[12-23] JIZHI: A Fast and Cost-Effective Model-As-A-Service System for Web- Scale Online Inference at Baidu

文章来源:  |  发布时间:2021-12-21  |  【打印】 【关闭


题目:JIZHI: A Fast and Cost-Effective Model-As-A-Service System for Web- Scale Online Inference at Baidu
In modern internet industries, deep learning based recommender systems have became an indispensable building block for a wide spectrum of applications, such as search engine, news feed, and short video clips.  However, it remains challenging to carry the well-trained deep models for online real-time inference serving, with respect to the time-varying web-scale traffics from billions of users, in a cost-effective manner. In this work, we present JIZHI--- a Model-as-a-Service system --- that per second handles hundreds of millions of online inference requests to huge deep models with more than trillions of sparse parameters, for over twenty real-time recommendation services at Baidu, Inc. Extensive experiments have been done to demonstrate the advantages of JIZHI from the perspectives of end-to-end service latency, system-wide throughput, and resource consumption. Since launched in July 2019, JIZHI has helped Baidu saved more than ten million US dollars in hardware and utility costs per year while handling 200% more traffics without sacrificing the inference efficiency.

Please check out our publication at Hao Liu, Qian Gao, Jiang Li, Xiaochao Liao, Hao Xiong, Guangxing Chen, Wenlin Wang, Guobao Yang, Zhiwei Zha, Daxiang Dong, Dejing Dou, and Haoyi Xiong. JIZHI: A Fast and Cost-Effective Model-As-A-Service System for Web- Scale Online Inference at Baidu. (KDD21)

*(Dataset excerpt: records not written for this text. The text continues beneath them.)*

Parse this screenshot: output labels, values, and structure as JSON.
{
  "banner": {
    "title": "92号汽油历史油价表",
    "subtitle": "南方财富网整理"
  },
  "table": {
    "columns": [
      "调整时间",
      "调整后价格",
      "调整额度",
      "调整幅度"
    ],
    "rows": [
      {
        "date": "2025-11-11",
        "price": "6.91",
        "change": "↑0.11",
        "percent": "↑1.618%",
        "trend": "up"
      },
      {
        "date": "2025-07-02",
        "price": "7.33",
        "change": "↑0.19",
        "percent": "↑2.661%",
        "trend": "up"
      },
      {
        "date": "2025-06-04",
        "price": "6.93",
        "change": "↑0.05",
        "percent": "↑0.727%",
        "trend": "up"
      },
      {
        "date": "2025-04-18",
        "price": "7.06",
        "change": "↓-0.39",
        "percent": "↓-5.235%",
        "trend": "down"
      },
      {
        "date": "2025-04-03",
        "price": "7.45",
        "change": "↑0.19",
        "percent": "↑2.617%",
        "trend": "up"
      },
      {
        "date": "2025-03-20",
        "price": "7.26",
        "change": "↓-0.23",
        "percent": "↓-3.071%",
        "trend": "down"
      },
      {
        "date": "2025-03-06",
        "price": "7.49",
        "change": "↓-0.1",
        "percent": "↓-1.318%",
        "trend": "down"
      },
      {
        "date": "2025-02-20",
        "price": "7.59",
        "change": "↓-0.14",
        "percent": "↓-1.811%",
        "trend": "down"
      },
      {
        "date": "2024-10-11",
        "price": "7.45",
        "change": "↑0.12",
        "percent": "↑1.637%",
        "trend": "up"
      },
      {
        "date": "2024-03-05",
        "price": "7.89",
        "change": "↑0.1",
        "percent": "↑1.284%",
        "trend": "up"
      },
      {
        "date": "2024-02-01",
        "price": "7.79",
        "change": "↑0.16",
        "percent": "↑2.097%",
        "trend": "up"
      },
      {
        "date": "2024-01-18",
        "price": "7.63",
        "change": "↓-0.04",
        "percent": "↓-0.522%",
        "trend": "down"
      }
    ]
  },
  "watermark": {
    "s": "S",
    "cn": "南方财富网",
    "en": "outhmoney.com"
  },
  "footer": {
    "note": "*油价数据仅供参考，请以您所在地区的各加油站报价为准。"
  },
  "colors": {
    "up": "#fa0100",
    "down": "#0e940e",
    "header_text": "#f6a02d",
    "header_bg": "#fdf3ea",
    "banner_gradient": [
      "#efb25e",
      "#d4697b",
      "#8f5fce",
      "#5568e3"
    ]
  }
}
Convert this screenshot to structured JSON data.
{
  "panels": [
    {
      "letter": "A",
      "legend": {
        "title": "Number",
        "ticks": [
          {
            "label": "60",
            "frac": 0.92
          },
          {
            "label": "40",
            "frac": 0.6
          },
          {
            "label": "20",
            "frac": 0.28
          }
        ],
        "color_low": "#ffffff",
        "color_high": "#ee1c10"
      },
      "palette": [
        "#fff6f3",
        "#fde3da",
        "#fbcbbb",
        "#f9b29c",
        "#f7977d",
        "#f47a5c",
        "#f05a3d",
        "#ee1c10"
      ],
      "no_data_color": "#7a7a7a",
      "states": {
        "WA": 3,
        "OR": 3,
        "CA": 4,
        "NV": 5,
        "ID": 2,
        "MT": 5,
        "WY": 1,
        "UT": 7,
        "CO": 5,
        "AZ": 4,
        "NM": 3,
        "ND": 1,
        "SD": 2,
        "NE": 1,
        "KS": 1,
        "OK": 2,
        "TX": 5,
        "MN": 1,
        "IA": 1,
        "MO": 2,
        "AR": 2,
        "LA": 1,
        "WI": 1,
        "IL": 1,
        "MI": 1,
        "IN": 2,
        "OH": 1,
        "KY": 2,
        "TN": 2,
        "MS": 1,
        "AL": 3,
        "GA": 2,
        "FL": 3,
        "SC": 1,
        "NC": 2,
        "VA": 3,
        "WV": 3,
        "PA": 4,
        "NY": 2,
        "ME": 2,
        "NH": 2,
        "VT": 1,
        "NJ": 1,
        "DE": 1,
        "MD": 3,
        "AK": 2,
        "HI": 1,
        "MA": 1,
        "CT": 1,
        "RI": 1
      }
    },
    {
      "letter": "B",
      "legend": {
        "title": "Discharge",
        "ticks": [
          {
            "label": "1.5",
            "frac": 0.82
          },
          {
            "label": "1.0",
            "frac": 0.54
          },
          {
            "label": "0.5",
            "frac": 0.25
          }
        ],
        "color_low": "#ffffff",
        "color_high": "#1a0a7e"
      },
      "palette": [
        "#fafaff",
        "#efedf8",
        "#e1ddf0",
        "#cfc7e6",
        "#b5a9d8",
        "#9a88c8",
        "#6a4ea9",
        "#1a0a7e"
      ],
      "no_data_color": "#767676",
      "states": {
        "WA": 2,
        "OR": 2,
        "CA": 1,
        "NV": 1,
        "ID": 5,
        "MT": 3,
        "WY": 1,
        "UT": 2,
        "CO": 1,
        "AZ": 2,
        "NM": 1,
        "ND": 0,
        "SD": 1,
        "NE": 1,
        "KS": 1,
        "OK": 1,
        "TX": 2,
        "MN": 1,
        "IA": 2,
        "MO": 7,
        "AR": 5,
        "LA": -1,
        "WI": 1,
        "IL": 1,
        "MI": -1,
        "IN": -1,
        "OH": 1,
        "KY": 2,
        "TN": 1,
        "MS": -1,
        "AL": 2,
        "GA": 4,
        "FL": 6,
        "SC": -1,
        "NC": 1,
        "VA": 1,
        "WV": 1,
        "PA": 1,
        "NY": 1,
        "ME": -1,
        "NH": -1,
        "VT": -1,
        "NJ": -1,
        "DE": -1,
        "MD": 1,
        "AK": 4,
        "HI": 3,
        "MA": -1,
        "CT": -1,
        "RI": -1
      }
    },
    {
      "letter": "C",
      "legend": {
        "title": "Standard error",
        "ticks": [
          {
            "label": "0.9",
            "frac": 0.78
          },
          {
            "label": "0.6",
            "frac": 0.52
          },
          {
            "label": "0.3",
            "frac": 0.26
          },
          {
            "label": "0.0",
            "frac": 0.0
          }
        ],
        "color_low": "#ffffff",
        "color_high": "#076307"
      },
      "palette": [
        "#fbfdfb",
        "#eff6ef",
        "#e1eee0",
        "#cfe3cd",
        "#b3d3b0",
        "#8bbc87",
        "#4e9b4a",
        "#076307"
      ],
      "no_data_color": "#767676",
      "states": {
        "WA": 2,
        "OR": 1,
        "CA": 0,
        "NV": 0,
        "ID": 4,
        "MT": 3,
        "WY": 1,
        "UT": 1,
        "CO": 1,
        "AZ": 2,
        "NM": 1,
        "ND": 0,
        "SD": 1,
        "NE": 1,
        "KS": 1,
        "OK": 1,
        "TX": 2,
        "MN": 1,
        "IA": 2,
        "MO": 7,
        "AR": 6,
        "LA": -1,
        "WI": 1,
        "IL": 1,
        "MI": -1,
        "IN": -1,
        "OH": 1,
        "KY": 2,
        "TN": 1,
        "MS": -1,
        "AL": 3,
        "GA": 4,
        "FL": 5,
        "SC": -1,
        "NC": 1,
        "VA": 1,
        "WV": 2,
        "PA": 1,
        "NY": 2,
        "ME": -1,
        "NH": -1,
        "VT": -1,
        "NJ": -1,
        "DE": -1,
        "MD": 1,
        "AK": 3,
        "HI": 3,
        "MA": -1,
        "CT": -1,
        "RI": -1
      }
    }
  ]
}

Haoyi Xiong received the Ph.D. degree in computer science from Telecom SudParis (now Institut Polytechnique de Paris) and Pierre and Marie Curie University (now Sorbonne University), Paris, France, in 2015. From 2016 to 2018, he was an Tenure-Track Assistant Professor/PhD advisor with the Department of Computer Science, Missouri S&T, Rolla, MO (formerly known as University of Missouri at Rolla). From 2015 to 2016, he was a Post-Doctoral Research Associate with the Department of Systems and Information Engineering, University of Virginia, Charlottesville, VA. He is currently a Principal R&D Architect and Researcher with Big Data Lab, Baidu Research, Beijing, China. His current research interests include AutoDL, MLSys, pervasive computing, and internet of things. He has published more than 70 papers in top computer science conferences and journals, such as UbiComp, ICML, RTSS, ICLR, KDD, AAAI/IJCAI, PerCom, and various ACM/IEEE Transactions and etc., and received 2800+ citations. He gave talks in a series of academic and industrial activities, such as the industrial session of ICDM19, and served as Poster Co-chair for IEEE Big Data'19. Dr. Xiong received the best paper award from UIC12, outstanding Ph.D. thesis runner-up from CNRS SAMOVAR 2015, the service appreciation from UIC17, and the best paper award from PCC17. He was a co-recipient of the prestigious Science & Technology Advancement Award (First Prize) from Chinese Institute of Electronics 2019 and a recipient of IEEE TCSC Award for Excellence in Scalable Computing (Early Career Researcher) 2020.